Evaluating Consistency and Reasoning Capabilities of Large Language Models

Yash Saxena,Sarthak Chopra,Arunendra Mani Tripathi
2024-04-25
Abstract:Large Language Models (LLMs) are extensively used today across various sectors, including academia, research, business, and finance, for tasks such as text generation, summarization, and translation. Despite their widespread adoption, these models often produce incorrect and misleading information, exhibiting a tendency to hallucinate. This behavior can be attributed to several factors, with consistency and reasoning capabilities being significant contributors. LLMs frequently lack the ability to generate explanations and engage in coherent reasoning, leading to inaccurate responses. Moreover, they exhibit inconsistencies in their outputs. This paper aims to evaluate and compare the consistency and reasoning capabilities of both public and proprietary LLMs. The experiments utilize the Boolq dataset as the ground truth, comprising questions, answers, and corresponding explanations. Queries from the dataset are presented as prompts to the LLMs, and the generated responses are evaluated against the ground truth answers. Additionally, explanations are generated to assess the models' reasoning abilities. Consistency is evaluated by repeatedly presenting the same query to the models and observing for variations in their responses. For measuring reasoning capabilities, the generated explanations are compared to the ground truth explanations using metrics such as BERT, BLEU, and F-1 scores. The findings reveal that proprietary models generally outperform public models in terms of both consistency and reasoning capabilities. However, even when presented with basic general knowledge questions, none of the models achieved a score of 90\% in both consistency and reasoning. This study underscores the direct correlation between consistency and reasoning abilities in LLMs and highlights the inherent reasoning challenges present in current language models.
Computation and Language,Artificial Intelligence
What problem does this paper attempt to address?

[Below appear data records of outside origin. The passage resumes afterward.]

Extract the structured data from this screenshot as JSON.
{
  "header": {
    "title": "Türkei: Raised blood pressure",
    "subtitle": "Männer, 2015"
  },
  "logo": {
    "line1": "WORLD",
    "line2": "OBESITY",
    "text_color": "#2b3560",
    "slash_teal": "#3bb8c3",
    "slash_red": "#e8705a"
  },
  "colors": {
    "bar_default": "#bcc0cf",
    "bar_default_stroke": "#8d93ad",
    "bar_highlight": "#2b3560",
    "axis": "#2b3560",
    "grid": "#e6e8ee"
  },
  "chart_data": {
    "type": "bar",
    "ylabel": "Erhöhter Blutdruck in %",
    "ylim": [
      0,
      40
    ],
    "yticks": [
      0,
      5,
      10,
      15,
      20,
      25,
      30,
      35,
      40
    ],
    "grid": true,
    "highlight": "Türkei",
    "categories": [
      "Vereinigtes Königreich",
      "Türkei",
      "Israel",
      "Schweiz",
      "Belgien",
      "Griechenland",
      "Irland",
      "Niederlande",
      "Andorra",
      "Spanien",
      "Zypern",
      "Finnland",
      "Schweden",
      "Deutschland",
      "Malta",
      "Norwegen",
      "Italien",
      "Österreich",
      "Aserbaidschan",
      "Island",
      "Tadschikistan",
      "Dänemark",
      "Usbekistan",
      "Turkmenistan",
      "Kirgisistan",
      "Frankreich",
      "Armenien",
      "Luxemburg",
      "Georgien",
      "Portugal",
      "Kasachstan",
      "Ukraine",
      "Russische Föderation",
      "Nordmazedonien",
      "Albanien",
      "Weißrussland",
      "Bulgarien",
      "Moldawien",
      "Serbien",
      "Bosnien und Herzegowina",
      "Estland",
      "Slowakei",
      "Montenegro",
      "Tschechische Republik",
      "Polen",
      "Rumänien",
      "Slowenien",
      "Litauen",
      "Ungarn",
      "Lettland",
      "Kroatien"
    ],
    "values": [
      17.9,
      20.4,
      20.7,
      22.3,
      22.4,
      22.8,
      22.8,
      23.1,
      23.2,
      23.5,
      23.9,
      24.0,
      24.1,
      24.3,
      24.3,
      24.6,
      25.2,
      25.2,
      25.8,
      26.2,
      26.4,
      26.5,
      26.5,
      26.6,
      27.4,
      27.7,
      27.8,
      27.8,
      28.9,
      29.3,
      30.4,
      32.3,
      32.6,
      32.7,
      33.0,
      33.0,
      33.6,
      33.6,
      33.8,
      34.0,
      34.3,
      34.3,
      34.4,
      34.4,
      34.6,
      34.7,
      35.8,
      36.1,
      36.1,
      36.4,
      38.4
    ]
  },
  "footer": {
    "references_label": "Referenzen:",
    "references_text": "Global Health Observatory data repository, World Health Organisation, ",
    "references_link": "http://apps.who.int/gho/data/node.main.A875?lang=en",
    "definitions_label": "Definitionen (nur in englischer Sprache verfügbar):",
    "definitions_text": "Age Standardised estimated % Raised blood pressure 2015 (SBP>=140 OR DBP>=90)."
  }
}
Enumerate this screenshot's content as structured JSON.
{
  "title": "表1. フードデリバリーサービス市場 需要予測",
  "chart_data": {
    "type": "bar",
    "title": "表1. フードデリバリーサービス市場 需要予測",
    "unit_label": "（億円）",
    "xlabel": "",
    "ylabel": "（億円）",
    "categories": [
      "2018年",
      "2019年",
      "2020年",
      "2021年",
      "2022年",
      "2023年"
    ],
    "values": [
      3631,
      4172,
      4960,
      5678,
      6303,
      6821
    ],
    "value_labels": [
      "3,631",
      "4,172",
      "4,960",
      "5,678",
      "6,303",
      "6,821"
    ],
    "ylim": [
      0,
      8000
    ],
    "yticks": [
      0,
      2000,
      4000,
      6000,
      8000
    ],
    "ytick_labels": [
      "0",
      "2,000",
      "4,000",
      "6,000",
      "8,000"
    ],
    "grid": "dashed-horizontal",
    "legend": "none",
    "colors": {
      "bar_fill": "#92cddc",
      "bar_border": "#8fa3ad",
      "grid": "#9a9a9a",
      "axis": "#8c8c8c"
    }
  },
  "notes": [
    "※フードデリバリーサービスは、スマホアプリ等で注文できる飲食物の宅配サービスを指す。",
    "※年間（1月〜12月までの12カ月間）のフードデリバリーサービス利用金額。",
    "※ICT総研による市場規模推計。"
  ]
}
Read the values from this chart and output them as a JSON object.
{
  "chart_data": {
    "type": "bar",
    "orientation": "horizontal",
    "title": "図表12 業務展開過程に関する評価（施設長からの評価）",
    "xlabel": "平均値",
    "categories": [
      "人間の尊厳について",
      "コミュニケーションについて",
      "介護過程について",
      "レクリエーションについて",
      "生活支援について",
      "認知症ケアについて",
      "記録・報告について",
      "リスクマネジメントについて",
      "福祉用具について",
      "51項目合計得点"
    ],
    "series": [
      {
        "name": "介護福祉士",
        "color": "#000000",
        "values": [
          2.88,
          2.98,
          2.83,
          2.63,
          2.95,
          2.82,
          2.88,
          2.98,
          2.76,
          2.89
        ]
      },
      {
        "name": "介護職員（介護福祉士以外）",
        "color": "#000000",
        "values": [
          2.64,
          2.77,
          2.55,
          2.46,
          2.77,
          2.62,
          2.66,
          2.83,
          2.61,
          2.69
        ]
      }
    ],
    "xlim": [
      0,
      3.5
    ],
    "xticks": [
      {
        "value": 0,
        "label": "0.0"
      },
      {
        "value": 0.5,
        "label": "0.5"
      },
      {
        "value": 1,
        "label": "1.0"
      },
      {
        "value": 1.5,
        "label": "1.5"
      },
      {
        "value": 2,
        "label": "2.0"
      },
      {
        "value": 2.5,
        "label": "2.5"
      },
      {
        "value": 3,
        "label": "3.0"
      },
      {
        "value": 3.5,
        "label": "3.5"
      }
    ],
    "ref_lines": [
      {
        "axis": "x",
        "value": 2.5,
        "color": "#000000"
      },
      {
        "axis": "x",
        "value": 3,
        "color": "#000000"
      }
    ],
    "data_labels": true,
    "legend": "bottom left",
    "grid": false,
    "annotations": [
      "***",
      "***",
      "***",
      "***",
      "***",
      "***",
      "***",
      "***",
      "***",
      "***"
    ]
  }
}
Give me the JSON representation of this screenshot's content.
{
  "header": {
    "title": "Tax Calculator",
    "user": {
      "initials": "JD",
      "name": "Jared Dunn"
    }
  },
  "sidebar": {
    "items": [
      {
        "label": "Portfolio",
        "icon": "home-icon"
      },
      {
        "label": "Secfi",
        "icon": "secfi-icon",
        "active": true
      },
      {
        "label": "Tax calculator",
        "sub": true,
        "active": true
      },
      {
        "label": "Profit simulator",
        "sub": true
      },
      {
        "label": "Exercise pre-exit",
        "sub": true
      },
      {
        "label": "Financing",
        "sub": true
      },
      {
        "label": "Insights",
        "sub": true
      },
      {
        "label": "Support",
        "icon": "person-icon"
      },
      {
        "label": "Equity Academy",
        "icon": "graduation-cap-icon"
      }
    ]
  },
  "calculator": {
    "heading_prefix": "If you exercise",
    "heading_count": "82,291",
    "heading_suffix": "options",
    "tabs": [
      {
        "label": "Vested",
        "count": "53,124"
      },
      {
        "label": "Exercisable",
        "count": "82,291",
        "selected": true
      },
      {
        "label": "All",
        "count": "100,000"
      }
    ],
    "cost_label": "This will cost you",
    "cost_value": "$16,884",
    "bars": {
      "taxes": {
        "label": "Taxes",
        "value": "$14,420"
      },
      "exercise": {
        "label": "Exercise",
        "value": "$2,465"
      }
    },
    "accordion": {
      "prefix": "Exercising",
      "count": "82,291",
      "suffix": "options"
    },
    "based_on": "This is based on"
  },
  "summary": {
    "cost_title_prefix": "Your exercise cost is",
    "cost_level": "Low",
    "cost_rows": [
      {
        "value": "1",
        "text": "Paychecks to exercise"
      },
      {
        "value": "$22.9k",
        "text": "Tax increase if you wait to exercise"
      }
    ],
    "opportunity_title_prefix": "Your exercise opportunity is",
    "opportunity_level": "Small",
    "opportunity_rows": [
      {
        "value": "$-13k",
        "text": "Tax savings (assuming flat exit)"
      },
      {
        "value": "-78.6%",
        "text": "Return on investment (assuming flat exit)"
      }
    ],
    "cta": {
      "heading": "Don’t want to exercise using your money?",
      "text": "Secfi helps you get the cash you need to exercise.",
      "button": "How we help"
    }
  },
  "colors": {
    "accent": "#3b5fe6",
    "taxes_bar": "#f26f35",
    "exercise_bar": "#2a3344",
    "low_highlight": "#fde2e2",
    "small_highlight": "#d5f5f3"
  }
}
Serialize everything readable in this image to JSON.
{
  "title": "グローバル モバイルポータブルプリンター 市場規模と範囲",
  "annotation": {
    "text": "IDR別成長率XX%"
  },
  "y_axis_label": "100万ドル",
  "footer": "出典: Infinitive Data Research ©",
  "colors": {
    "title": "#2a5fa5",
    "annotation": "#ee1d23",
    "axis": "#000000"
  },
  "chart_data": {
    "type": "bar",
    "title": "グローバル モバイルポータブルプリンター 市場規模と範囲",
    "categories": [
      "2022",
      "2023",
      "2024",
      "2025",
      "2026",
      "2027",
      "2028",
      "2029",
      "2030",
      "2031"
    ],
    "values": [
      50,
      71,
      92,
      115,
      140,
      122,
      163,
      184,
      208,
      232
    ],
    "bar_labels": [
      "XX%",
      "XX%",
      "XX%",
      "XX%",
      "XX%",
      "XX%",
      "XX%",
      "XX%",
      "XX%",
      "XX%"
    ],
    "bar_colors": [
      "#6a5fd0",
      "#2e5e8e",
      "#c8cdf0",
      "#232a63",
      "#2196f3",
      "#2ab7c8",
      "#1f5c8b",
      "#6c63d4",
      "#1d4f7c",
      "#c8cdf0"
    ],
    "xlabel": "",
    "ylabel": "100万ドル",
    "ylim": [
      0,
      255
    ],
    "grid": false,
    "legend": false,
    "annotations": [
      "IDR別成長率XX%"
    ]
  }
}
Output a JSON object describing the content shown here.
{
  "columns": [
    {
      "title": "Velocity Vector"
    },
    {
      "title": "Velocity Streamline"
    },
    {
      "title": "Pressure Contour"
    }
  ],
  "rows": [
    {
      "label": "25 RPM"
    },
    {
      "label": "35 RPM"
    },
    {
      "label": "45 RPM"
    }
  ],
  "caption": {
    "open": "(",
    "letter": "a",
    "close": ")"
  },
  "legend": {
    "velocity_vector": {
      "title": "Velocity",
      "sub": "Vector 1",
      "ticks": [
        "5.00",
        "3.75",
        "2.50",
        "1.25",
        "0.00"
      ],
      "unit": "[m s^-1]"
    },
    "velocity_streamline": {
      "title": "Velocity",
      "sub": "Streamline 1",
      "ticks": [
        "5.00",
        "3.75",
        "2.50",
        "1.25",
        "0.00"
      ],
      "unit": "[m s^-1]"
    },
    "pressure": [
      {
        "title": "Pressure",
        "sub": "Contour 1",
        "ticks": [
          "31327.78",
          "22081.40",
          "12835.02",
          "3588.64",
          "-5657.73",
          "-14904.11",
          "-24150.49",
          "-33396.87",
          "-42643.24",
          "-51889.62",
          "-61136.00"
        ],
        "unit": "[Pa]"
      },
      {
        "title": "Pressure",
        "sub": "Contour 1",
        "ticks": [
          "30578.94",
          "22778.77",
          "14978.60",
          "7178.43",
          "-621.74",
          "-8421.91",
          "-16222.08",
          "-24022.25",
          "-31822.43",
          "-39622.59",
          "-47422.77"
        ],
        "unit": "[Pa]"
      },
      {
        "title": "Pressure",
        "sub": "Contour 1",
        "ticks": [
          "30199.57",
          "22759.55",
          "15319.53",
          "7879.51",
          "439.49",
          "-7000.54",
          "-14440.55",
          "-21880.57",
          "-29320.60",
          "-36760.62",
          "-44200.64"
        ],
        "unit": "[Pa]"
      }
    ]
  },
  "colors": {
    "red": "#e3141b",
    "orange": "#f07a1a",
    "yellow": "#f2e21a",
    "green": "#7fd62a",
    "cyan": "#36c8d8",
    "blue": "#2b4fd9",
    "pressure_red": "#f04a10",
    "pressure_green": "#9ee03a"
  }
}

The problem that this paper attempts to solve is to evaluate and compare the capabilities of large language models (LLMs) in terms of consistency and reasoning ability. Specifically, the paper focuses on the following points: 1. **Consistency problem**: LLMs are inconsistent when generating responses, that is, for the same query, the model may give different answers. 2. **Lack of reasoning ability**: LLMs perform poorly in providing explanations and reasoning to support their answers, and often generate wrong or misleading information. This phenomenon is called "hallucination". To solve these problems, the paper uses the BoolQ dataset as a benchmark. This dataset contains a series of yes - no questions, their corresponding correct answers and explanations. By inputting these questions as prompts to different LLMs and evaluating the answers and explanations they generate, the researchers hope to answer the following questions: - How consistent are LLMs? Can they maintain the same results in multiple queries? - How is the reasoning ability of LLMs? Are the explanations they generate reasonable and accurate? - Are there differences in consistency and reasoning ability between public models and proprietary models? ### Method overview To evaluate consistency, the researchers made the same query three times for each model and counted whether the answers were consistent each time. For the evaluation of reasoning ability, metrics such as BERT, BLEU and F - 1 were used to compare the similarity between the generated explanations and the standard explanations provided in the dataset. ### Main findings - **Consistency**: All models showed high inconsistency when providing wrong answers, accompanied by wrong explanations. - **Reasoning ability**: There is a significant hallucination phenomenon when the models generate explanations, indicating that they have internal problems in reasoning. - **Model comparison**: Proprietary models (such as the GPT series) are generally superior to public models (such as LLaMA, Mistral, etc.) in terms of consistency and reasoning ability. - **Hallucination problem**: Even when facing basic common - sense questions, the performance of all models does not reach 90% accuracy, showing the limitations of current LLMs in reasoning. In general, this paper reveals the challenges of LLMs in consistency and reasoning ability and emphasizes the importance of improving these models to enhance their reliability and performance.